Change can bring negative or positive results
Change can bring negative or positive results.
Words can pack a punch; “cancer,” “guilty,” “death sentence” are a few knee bucklers. Eight years ago “Change” was promised by a rather obscure politician who became president. Evaluation of change comes by way of perception and results.
Living in Tucson in 1954, my wife and I drove though the small town of Chandler heading to visit relatives in Phoenix. We marveled at the still beautiful high school. Our sojourn took us by cotton fields, numerous citrus groves and fields of farm crops. Baseline Road was a never ending row of Japanese flower gardens.
In the mid-‘60s we resided in Scottsdale, a city of 65,000 inhabitants. I taught at Kaibab School at 62nd St. and Camelback just north of the prestigious Arcadia neighborhood. Camelback Mt. across the street presented an unrestricted view. Beside the school was a huge citrus grove that produced an overpowering scent of orange blossoms each spring. The students then knew what they were there for, and life was good.
Today, Kaibab is gone as is the large citrus grove. Arcadia homes have aged and many have roof rats. Building has climbed nearly to the top of Camelback Mt., destroying the former view. Populations of Chandler and Scottsdale are around 250,000. The Japanese flower gardens, cotton fields, dairies and much of the pristine desert have disappeared. Were these changes productive? Many longtime residents dislike the encroachment and the increasing population. They would answer no.
During the ‘60s, when migrant workers came to harvest the crops and then moved on, immigration was not a big problem. Now our southern border resembles a sieve. In spite of the billions spent, federal laws are winked at by those who enacted them.
Citizens may recall the alternative fuel subsidy debacle that nearly bankrupted our state a few years ago. To pay all the drivers who complied, lawmakers swept millions from the park fund. This forced closing Arizona rest stops for a long time. More ill-advised change?
A few years ago, most of our interstates had cameras checking speeding, but they were removed for what seemed to be no valid reason. Never mind cameras made driving a pleasure, that fines brought in $63 million for the state, and they saved lives. Did the removal benefit anyone except the law breakers? I think not.

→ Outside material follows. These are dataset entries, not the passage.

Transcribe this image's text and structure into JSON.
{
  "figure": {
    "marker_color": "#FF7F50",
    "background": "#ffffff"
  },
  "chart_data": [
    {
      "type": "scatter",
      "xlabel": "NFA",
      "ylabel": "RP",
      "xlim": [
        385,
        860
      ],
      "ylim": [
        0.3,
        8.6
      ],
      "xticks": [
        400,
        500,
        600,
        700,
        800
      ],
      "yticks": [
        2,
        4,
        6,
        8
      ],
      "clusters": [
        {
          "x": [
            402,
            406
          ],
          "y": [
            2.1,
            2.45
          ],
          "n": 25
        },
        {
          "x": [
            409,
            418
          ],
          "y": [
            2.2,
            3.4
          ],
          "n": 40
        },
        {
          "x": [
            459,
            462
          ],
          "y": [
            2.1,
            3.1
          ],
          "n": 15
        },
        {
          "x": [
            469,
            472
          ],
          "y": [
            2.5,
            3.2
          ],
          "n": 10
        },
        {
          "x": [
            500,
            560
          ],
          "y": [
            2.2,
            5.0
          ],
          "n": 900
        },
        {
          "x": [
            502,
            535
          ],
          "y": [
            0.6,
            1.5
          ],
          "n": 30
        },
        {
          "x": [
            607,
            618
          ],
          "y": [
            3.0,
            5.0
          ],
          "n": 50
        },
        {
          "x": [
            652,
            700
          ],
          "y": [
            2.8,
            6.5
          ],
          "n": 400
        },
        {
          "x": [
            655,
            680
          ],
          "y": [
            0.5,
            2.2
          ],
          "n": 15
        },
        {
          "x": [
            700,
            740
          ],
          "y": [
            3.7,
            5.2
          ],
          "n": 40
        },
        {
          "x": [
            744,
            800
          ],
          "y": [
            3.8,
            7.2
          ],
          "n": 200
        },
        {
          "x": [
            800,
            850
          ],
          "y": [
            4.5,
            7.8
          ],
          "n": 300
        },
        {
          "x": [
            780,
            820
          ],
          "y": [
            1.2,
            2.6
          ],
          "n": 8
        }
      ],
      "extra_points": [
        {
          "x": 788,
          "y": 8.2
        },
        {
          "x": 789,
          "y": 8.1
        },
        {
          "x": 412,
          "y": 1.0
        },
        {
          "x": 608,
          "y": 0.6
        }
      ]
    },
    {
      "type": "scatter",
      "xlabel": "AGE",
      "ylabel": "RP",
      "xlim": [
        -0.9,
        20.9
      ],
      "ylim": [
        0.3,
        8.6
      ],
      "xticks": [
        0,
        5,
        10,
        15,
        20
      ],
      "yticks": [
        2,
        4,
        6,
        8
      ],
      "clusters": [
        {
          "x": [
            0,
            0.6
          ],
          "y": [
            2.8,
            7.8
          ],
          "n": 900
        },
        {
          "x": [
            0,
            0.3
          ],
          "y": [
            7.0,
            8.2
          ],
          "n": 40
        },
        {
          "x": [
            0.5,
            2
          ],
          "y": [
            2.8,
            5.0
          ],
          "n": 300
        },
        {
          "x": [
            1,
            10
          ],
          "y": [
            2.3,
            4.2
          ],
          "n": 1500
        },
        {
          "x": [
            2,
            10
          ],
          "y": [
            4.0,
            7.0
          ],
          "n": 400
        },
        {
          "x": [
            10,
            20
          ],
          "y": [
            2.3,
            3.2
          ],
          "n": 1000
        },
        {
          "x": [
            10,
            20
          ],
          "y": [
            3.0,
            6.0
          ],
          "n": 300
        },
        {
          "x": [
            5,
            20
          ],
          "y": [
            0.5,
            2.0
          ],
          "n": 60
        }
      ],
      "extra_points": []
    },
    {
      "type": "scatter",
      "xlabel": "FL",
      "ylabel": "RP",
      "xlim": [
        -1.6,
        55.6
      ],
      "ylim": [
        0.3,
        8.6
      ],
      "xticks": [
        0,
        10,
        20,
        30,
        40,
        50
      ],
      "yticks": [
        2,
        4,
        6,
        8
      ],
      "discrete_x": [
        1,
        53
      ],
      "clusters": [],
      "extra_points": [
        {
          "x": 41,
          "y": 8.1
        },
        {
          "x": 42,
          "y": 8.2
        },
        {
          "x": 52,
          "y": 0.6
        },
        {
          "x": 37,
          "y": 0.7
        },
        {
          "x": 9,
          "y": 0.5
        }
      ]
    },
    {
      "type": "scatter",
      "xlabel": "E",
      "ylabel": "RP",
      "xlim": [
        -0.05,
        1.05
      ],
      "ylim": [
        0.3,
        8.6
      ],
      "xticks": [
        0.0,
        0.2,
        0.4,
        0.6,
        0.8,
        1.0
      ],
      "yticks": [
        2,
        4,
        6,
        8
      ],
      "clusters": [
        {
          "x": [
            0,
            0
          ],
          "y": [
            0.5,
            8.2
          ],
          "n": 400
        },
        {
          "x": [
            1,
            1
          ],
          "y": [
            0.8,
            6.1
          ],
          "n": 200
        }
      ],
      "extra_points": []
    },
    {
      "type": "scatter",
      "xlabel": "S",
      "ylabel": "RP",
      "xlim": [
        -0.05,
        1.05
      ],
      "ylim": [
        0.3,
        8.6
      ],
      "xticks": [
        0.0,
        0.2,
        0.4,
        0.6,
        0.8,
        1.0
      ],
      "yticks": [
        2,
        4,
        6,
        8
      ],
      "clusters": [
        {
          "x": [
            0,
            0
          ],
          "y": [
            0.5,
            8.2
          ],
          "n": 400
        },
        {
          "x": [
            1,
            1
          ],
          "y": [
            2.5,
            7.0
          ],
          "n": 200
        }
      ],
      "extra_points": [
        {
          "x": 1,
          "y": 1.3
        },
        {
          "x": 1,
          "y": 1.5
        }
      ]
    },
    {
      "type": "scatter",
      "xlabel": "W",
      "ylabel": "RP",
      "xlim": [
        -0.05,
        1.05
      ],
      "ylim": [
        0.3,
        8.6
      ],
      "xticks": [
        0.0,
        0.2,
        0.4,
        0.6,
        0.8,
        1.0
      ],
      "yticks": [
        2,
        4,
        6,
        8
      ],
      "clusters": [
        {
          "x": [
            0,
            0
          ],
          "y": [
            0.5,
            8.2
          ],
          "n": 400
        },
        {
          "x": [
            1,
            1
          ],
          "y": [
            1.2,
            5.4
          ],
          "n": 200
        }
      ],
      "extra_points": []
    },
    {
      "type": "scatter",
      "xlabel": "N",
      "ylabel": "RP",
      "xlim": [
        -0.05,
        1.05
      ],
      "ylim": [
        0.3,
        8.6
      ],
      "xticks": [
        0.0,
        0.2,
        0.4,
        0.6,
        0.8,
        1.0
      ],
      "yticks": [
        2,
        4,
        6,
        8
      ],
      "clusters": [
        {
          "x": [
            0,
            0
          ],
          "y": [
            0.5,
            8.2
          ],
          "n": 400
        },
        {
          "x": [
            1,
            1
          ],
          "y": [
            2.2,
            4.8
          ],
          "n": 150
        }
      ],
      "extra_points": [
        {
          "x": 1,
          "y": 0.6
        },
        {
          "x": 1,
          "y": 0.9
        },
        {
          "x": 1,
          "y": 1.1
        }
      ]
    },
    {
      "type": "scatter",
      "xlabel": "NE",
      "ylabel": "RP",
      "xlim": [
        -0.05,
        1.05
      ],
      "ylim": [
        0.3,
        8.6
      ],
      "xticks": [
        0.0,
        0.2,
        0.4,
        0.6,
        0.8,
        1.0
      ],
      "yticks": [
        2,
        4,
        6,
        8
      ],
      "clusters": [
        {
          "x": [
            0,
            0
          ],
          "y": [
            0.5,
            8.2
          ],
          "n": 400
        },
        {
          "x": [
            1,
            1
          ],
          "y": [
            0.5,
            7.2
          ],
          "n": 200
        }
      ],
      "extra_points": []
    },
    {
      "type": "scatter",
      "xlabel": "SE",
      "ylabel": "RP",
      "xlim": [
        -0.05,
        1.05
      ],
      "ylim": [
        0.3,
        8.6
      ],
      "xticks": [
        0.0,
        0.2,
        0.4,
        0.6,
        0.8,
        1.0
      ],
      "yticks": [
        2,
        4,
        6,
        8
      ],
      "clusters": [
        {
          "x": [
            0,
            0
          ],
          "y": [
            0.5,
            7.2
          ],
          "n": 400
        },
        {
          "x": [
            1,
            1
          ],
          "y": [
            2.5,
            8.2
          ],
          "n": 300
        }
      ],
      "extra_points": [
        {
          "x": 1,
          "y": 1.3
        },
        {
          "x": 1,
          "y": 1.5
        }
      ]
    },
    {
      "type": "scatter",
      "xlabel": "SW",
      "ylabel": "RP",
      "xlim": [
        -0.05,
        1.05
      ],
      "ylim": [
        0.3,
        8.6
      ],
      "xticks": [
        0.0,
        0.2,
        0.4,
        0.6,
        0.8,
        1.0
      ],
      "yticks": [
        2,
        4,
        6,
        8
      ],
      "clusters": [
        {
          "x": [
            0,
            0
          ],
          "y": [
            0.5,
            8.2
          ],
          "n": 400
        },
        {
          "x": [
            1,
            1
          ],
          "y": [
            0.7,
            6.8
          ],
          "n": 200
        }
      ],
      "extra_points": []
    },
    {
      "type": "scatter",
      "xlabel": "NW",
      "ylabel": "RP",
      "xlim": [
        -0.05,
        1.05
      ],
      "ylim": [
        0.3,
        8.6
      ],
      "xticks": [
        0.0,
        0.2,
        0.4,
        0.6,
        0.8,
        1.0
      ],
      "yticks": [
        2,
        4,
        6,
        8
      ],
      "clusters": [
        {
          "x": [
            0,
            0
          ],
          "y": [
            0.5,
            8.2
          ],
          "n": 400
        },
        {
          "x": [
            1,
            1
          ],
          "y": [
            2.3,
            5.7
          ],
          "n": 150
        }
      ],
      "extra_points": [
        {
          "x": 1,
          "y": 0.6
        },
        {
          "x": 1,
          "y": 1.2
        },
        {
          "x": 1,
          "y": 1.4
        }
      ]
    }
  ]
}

Chandler had laid off and retired workers to save money, only to build a mammoth, expensive and some say pretentious, city building. They also improved streets and sidewalks to make downtown more pedestrian friendly. Have you seen many walkers there during winter or our toasty summers? Did these changes benefit the average tax payer?
Now voters are outraged and are demanding from all levels of government integrity, responsibility and honesty from those who purport to serve us. With the November presidential election, change is certain. But will it be the manner of change that is beneficial or detrimental? Time will tell.